The following is a brief overview of some of the findings of the study which highlight existing knowledge, attitudes, and practices around SRH, as well as barriers faced by youth when wanting to access services:

  • Lack of capacity and skills around youth friendly services as well as lack of equipment - None of the 38 facilities in Mtwara district has designated areas for provision of youth friendly services (YFS). SRH services offered included condom provision, contraceptives, and ante and post-natal care, but the health facilities (HF) lacked service providers with SRHR skills, as well as equipment that would ensure privacy such as bed examination screens and curtains. There was also a lack of information materials.
  • Lack of knowledge on SRH - Most young girls age aged 10 to 18 do not have a place within their communities where they are able to visit and talk about relationships, sex, contraception, sexually transmitted infections, and HIV/AIDS. However, nearly every girl reported starting sexual intercourse between the age of 9 and 12.
  • Attitudes to reproductive health - Community members and service providers think it is inappropriate for girls of age 10 to 18 to access SRHS, especially the family planning. Stigma and discrimination was also reported and confirmed by the adults and community members in focus groups.
  • Practices on SRH - The research showed that sexual abuse often goes unreported, and even when reported the victim may not get support.
  • Commercial sex - A large majority of girls reported that they had started having sexual intercourse either in exchange for money or food.
  • Community socio-cultural practices - these contribute towards encouraging early marriage and discouraging girls' return to school after pregnancy. There are also many misconceptions about family planning, including the impact it may have on a girls future ability to become pregnant.

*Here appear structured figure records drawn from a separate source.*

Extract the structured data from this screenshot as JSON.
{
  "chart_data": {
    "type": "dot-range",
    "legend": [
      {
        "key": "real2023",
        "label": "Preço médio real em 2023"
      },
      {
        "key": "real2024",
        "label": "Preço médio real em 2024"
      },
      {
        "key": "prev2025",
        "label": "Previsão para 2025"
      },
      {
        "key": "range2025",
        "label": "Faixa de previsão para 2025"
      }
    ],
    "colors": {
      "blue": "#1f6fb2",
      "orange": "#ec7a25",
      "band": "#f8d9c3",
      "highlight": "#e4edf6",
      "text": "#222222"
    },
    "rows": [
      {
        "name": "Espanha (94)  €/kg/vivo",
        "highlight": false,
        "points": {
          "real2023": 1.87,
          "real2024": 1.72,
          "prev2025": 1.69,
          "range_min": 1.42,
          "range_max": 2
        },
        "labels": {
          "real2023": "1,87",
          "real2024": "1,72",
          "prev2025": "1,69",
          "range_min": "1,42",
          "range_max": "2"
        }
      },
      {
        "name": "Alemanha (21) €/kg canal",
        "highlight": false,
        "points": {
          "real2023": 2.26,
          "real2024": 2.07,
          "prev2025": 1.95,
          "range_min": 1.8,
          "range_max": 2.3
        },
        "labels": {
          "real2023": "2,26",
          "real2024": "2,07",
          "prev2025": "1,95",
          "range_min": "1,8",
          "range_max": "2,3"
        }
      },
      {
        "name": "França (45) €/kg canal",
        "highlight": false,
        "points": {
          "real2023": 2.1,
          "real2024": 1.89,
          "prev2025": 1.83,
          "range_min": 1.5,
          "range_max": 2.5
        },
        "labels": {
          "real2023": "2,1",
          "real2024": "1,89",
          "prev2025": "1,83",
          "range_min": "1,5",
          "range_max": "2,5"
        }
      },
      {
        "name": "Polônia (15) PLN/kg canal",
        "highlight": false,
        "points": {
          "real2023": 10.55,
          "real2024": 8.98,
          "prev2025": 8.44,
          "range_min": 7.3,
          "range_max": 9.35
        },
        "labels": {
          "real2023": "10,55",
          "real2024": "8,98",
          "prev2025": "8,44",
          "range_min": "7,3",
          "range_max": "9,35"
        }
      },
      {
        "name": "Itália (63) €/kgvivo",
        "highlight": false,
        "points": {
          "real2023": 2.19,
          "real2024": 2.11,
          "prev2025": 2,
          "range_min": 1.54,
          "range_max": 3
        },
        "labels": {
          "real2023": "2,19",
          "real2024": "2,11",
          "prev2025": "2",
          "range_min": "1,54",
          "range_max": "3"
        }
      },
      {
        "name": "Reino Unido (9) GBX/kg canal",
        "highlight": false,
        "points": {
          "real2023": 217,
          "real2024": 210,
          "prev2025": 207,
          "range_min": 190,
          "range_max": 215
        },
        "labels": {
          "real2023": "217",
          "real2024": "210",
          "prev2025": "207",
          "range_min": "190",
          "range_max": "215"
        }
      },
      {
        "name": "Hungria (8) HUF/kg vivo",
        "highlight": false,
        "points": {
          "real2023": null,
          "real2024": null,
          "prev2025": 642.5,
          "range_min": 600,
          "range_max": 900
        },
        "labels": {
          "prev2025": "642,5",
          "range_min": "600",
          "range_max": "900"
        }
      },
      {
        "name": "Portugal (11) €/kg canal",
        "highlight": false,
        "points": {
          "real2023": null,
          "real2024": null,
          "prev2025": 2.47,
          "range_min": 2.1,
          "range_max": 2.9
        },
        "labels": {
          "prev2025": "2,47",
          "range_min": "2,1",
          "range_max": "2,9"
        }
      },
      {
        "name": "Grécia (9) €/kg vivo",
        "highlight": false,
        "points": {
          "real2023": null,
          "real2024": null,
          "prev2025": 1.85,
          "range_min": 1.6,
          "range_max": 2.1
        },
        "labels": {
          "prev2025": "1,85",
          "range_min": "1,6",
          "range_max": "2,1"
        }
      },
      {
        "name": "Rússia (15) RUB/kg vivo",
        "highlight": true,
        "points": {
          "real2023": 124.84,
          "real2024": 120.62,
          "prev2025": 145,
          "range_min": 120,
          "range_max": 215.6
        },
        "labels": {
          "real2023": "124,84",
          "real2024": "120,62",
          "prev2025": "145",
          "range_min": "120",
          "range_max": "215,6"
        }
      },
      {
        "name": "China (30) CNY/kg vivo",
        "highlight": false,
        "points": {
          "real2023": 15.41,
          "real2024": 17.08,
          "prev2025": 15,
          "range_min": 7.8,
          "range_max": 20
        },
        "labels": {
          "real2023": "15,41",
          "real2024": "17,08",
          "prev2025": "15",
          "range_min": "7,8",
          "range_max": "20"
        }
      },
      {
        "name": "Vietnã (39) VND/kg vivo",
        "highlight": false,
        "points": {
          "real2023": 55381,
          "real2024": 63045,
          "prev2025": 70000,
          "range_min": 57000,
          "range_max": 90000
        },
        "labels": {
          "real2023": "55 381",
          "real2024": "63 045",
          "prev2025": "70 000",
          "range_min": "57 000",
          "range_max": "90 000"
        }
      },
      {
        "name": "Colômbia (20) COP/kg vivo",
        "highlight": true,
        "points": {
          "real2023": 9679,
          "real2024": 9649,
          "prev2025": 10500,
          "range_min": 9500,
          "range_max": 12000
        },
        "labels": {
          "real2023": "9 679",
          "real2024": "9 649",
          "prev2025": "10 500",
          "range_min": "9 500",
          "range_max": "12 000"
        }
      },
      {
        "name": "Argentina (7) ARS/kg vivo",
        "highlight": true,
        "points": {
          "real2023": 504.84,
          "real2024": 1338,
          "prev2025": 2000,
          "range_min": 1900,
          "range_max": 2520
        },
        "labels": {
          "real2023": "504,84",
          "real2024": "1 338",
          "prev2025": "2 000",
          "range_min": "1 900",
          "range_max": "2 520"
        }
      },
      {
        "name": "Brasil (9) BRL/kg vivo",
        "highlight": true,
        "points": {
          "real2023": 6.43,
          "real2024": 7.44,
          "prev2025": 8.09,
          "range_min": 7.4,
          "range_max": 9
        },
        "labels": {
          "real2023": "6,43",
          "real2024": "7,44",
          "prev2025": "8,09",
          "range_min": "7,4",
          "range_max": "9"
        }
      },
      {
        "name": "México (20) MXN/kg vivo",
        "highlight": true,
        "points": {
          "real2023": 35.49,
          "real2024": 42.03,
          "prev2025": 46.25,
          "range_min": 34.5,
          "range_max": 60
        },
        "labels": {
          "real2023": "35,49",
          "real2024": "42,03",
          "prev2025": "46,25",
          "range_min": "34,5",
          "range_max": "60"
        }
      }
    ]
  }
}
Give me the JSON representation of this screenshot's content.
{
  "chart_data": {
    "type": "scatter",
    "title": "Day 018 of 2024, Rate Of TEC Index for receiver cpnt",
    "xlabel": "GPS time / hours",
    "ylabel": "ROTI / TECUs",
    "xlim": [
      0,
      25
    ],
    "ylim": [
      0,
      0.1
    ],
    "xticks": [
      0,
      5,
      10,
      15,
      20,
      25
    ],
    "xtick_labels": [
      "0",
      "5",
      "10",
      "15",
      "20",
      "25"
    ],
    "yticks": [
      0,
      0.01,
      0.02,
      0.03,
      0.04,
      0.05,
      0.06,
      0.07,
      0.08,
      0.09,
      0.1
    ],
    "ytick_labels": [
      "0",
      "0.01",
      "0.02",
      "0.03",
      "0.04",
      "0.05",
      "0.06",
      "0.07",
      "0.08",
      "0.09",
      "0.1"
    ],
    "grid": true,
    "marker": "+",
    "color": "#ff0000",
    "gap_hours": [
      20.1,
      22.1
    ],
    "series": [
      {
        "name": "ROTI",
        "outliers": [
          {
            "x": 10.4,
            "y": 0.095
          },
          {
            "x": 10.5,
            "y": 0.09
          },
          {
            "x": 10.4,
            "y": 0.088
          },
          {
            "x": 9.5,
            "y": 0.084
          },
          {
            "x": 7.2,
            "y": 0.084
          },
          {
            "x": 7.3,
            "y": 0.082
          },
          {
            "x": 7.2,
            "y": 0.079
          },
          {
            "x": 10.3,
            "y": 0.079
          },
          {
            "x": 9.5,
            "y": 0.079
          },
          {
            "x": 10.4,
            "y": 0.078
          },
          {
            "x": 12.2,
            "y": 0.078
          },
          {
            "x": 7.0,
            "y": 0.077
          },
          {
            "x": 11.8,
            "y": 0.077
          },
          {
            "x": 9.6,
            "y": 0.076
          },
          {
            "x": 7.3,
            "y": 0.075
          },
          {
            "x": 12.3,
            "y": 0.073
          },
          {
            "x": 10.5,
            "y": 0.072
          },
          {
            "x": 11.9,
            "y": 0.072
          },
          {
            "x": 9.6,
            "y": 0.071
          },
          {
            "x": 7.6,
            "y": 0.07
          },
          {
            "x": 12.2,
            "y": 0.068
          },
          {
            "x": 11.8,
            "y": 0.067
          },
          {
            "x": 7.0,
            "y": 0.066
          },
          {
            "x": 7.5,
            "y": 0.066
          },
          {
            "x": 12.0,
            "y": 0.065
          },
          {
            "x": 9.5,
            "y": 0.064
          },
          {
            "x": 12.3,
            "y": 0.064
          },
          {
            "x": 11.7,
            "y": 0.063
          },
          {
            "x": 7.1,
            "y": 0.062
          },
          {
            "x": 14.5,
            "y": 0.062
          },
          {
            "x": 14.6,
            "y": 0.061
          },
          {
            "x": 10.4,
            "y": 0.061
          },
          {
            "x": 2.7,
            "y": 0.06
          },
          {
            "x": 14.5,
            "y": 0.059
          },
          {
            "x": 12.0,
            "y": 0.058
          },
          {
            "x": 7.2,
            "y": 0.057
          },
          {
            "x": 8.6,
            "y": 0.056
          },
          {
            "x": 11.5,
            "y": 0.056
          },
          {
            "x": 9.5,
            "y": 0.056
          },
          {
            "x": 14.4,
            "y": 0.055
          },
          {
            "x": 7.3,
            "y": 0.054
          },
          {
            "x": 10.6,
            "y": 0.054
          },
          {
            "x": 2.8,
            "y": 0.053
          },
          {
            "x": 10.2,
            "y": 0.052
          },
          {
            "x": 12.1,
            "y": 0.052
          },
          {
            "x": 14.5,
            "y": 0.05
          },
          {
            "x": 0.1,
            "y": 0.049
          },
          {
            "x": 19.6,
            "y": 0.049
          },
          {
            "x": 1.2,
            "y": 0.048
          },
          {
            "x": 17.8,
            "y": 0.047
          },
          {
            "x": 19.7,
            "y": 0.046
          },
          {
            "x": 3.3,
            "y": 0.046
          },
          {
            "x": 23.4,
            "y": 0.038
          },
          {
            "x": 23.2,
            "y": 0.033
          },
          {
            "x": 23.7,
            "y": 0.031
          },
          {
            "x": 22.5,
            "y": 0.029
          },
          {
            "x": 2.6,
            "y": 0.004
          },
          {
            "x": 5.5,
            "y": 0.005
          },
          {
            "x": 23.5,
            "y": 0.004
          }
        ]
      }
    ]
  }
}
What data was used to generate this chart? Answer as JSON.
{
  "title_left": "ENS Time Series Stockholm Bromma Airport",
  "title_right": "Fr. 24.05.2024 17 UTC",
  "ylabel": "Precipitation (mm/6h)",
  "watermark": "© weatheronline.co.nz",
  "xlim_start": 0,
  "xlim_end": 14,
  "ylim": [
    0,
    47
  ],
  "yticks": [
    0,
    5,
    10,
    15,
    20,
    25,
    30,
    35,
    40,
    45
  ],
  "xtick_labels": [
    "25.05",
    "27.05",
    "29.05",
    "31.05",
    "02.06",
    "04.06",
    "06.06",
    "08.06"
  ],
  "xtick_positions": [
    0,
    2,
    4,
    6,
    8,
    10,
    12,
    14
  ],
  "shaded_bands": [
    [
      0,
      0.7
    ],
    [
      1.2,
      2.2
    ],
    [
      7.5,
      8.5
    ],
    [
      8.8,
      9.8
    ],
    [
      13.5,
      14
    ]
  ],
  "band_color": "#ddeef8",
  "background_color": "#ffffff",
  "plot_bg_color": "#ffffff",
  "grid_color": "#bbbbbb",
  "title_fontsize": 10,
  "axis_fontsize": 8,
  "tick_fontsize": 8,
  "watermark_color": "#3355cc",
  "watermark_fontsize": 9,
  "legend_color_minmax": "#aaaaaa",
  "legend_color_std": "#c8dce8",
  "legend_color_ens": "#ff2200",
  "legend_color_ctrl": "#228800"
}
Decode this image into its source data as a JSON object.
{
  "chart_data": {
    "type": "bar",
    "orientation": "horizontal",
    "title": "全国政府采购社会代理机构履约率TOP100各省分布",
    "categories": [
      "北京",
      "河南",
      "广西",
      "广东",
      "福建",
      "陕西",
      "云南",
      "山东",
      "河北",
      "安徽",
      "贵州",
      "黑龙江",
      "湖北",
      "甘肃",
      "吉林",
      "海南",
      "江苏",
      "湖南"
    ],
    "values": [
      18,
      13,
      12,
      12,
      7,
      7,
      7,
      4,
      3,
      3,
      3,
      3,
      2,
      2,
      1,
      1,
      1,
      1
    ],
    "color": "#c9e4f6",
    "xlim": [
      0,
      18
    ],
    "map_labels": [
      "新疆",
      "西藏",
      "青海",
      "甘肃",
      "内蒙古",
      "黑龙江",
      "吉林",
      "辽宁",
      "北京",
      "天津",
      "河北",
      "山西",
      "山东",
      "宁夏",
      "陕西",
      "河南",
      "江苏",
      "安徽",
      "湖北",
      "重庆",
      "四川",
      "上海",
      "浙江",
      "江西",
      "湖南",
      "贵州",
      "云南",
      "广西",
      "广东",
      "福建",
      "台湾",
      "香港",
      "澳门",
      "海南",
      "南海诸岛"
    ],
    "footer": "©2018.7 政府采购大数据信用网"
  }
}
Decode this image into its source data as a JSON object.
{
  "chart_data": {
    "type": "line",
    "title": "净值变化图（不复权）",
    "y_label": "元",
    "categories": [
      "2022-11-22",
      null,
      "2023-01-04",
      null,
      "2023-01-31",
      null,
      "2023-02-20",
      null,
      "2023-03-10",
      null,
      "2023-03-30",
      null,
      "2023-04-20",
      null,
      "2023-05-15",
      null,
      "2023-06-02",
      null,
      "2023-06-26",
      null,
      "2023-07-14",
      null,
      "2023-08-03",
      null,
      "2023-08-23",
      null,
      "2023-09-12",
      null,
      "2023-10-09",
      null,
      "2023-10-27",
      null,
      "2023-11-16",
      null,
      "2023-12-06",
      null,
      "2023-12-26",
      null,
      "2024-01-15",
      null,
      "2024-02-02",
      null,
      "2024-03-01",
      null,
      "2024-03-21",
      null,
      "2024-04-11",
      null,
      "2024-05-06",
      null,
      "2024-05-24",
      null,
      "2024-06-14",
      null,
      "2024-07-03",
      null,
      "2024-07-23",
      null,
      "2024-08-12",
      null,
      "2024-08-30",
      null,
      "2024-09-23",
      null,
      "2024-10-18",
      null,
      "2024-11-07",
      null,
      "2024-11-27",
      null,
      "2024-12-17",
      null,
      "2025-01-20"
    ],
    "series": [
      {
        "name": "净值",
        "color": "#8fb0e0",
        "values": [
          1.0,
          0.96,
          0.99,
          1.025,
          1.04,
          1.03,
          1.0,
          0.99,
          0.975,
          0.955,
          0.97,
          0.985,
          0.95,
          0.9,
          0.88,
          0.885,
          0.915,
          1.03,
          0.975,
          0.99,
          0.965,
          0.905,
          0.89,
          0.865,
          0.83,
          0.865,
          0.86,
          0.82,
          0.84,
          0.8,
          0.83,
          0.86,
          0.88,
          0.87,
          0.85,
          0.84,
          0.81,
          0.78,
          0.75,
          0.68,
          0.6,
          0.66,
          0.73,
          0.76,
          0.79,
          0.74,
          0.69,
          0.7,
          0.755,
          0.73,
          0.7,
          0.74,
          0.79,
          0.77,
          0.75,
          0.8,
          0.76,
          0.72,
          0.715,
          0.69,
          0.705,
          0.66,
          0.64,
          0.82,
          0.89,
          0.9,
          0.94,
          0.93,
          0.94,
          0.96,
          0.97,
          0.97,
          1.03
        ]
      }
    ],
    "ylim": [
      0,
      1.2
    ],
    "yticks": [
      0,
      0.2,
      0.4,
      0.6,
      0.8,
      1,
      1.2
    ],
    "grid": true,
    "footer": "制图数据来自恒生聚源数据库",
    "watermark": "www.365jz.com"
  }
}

  • By-laws responsible to SRH - there is poor law enforcement around, for example, sexual abuse and assault, around laws against curtailing girls from returning to school after pregnancy, and against the showing of pornography at certain times and in certain places (shown to be a contributing factors leading youth to engage in risky sexual behaviours).

Based on these findings, the report concludes that there is a need to integrate youth friendly services in health facilities and to advocate for behaviour change at community level. It also recommends the following strategies when planning for and implementing SRHS: "improve HF's supply of equipments and tools, training service providers on YFS, distribute YFS information materials, revamp HFs mechanisms to enhance community support and promote enforcement of youth SRH related bylaws."